Correcta estava aquela senhora que não teve com meias medidas e disse logo “Olhe, eu não li coisa nenhuma, mas votei “sim” porque gosto muito do homem; é muito simpático e se ele acha que sim eu também acho!”. Ao menos assim assume, sem subterfúgios a sua cegueira…pelo homem. E lá foi comer o pastelinho de bacalhau e beber o seu sumol entre um aceno e um aplauso. Existe um pequeno pormenor que me deixa um pouco incomodado. A moção que se estava a votar intitulada “A força da mudança“ , não propunha uma mudança no guarda-roupa do primeiro-ministro para as suas corridas matinais.
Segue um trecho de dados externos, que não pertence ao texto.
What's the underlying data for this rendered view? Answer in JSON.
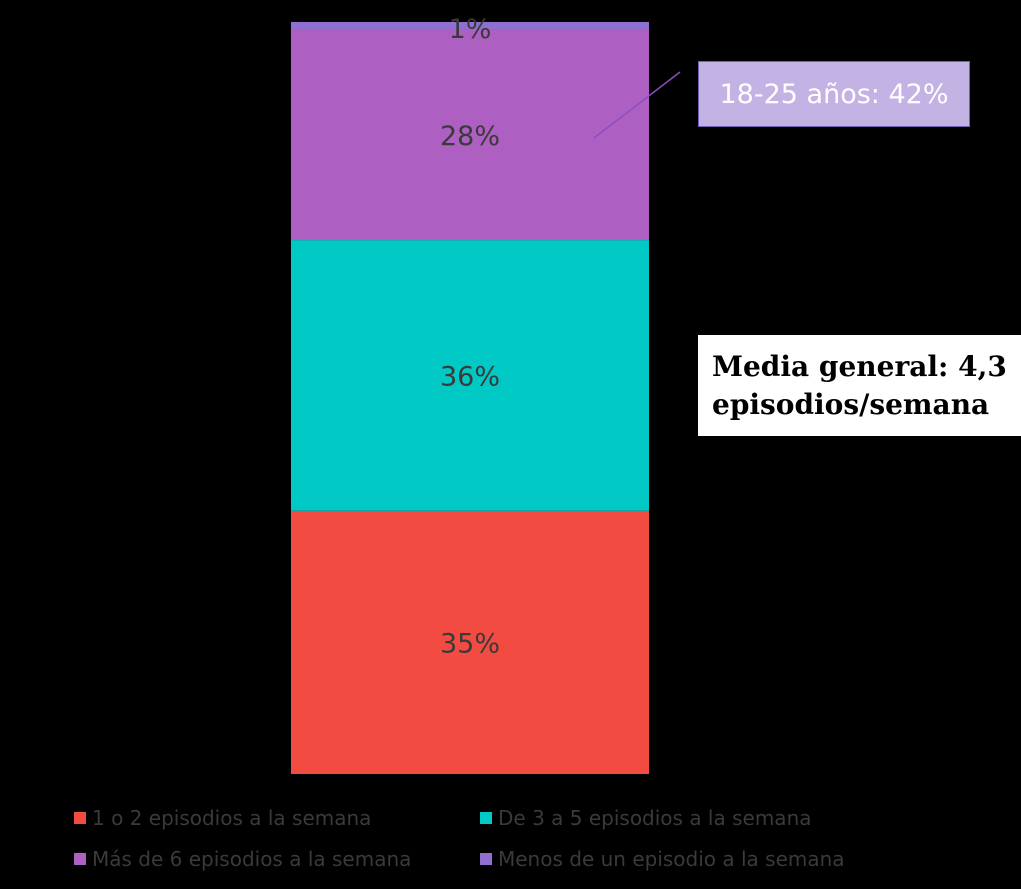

A moção, para além de falar da maioria absoluta, tinha aspectos com implicações significativas no nosso dia-a-dia no caso de termos a infelicidade do governo continuar o mesmo. E dão pastelinhos de bacalhau, lá no congresso? Atão eu voto sim!…A expressão “mandar areia para os olhos” nunca fez tanto sentido. Um indivíduo com areia nos olhos pouco vê. E este tipo que nos governa é mestre da propaganda, eficaz na arte de arremesso de areia para o olho alheio, o que até nem é muito difícil com a apetência que o povão sem sentido crítico tem para se deixar cegar com a poeira da “mudança”.
Estou a tentar acabar de ler o livro “Ensaio sobre a cegueira” de Saramago. Nele se fala de uma epidemia que torna todas as pessoas cegas. Todas, excepto uma: A senhora que fica responsável por conduzir todas aquelas dependentes pessoas sem alternativa, em busca de alimento, de uma cama, de uma qualidade de vida aceitável. E a senhora era boa; tinha compaixão; era competente; tentava minorar a cegueira colectiva; A nós, na vida real, calhou-nos um indivíduo que tenta impulsionar a cegueira colectiva. Porque quantos mais forem os ceguinhos, maiores serão as possibilidades das barbaridades que se continuam a cometer, permanecerem impunes e, com alguma sorte, até apreciadas como um sinal de coragem(?).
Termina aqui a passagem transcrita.